Chinese solar-wafer manufacturer LDK Solar could be facing a shortfall of $200 million to $300 million of the capital it needs to finance its planned silicon plants and wafer-production expansion, Chief Financial Officer Jack Lai said at a trade show in Munich, Germany, this week.

 

LDK’s previously announced silicon plants include one with the capacity to produce 1,000 tons per year, expected to open this summer, and one with the capacity to produce 15,000 tons per year, expected to be completed next year.

The company plans to spend $1.2 billion on its first two silicon plants, in Xinhua City, China, and $600 million to expand its wafer production, according to a report from Photon’s Photovoltaic Technology Show 2008 Europe by Hakan Telenius, organizer of the LDK Investor Group.

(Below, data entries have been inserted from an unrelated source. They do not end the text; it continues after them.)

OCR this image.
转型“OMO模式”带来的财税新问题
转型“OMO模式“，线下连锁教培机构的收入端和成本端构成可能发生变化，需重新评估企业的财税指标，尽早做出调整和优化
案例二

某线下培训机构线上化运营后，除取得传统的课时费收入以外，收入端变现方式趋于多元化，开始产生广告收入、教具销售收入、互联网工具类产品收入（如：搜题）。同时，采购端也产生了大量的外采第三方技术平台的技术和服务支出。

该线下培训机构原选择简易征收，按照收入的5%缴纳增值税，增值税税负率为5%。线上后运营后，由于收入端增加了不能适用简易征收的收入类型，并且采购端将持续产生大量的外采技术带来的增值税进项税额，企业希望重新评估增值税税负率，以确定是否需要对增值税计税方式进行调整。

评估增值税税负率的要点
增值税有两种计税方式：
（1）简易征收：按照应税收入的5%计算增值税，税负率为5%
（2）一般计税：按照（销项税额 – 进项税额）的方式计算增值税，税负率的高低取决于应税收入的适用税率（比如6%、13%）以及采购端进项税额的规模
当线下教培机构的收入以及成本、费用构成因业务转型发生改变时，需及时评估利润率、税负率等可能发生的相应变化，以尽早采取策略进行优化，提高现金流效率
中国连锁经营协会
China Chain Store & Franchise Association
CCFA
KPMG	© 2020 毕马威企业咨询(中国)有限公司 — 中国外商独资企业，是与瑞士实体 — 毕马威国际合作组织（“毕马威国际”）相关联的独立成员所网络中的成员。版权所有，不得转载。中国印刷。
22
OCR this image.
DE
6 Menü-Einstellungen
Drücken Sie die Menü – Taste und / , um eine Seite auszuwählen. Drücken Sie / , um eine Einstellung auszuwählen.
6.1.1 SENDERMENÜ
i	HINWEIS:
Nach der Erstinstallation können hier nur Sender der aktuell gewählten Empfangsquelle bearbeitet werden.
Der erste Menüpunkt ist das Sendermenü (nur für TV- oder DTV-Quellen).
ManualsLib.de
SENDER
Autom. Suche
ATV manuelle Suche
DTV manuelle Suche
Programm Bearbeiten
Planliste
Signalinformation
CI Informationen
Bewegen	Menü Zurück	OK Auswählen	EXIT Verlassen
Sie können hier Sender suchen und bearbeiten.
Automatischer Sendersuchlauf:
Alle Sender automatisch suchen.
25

At the conference, Lai said LDK will finance the bulk of the $1.8 billion in capital expenses through its operations, including expected net profits of $200 million in 2008 and $400 million in 2009, as well as about $1 billion in expected customer deposits for long-term wafer contracts for this year and next year.

That leaves a shortfall of at least $200 million and means the company likely will need to raise between $200 million and $300 million, which Telenius wrote seemed reasonable considering the company had $220 million in cash at the end of last year.

"I am sure they are out hustling for the best terms right now," he said Friday. "We know that they have unused [credit lines] that would cover this shortfall, but Jack has said many times he does not want to continue the use of this facility for [capital expenses]. They will presumably want to do a deal when there is more wind in their sails, so who knows when that might happen."

Industry insiders and investors have speculated for months on how the company would pay for its expansion and its move into silicon production. In a research note in October, Piper Jaffray analyst Jesse Pichel wrote that the company might not have enough cash.

"Additional financing may be required; shareholder dilution and/or higher interest expense may ensue," Pichel wrote at that time.

LDK is priming Wall Street investors for a financing, Pichel said Friday, adding that the financing probably would come in the form of convertible notes because of the current share price. 

"It's pretty clear, based on their plan, that they need money," he said. "With the share price and the amount of money they have to raise, it's going to dilute shareholders pretty significantly. If they do a $300 million convert they are going to need an equity deal at some point later. Shareholders are going to get diluted from this thing."

According to a report from the LDK Investor Group in January, Lai said the plan then was to manage on current resources, including operating profits, customer prepayments and its existing $600 million in credit lines.

“However, he said that the rapid growth and the capital expenses make for a tight equation,” Telenius wrote. “He is therefore studying all alternatives, but stressed that there is at present no plans for another equity issuance, not least because of the market conditions.”

In March, the group released another report finding that LDK had more than $300 million remaining on its credit lines, about $100 million in the bank, and expected a net profit of $200 million in 2008, as well as an anticipated $400 million to $500 million in customer prepayments – just enough for the $600 million to $800 million in capital it expected to use this year. 

“Whilst this seems likely to be enough for stated 2008 capital needs, it makes for a tight equation and it is clear that the line of credit is less than ideal as the fill-gap solution,” Telenius wrote. “Interest expenses already amount to some $1.5 million per month (assuming a 6 percent rate on $300 million) and – more importantly – the line of credit is on a 12-month revolving basis. LDK needs to have either another [longer term] loan, or issue equity to reduce the reliance on the line of credit. When asked on this, Mr. Lai said that they are considering their options but that the market conditions at present clearly make equity issuance expensive.”

Also at the conference Thursday, Lai said LDK is sold out of its expected capacity for 2008, and has sold 95 percent of its capacity for 2009 and 60 percent of its capacity for 2010. The company already said in October that it was almost sold out for 2008 and 2009, and repeated the statement in a press release in March (see LDK Says Inventory Discrepancy Allegations Have ‘No Merit’ and Solar Roundup: Chinese Solar Buys and Brags).

And on Friday, the company announced it had signed a 50-megawatt, six-year agreement to sell wafers to Silcio, a 33-megawatt, four-year agreement to sell wafers to Arise Corp. and a deal to buy 1,450 tons of polysilicon from 2008 to 2011. The company didn't disclose its silicon supplier.

LDK has been under close scrutiny since October, when its former financial controller, Charley Situ, accused the company of misstating its silicon inventories (see New Details Surface As LDK Shares Continue to Plunge and LDK Says SEC is Inquiring into Inventory Discrepancy Allegations).

The company in December announced that an independent audit found "No Material Errors," but analysts have continued to express concern after LDK posted fourth-quarter earnings in February that separated out its inventory into material that it could use within a year and material that it couldn’t (see Inventory Concerns Keep Haunting LDK and LDK Defends Its Inventory Accounting).

LDK shares grew 13.5 percent to close at $35.89 per share Thursday. That’s up 82.7 percent from the stock’s 52-week low of $19.64 per share on March 13, but down 53.2 percent from a high of $76.75 per share on Sept. 27.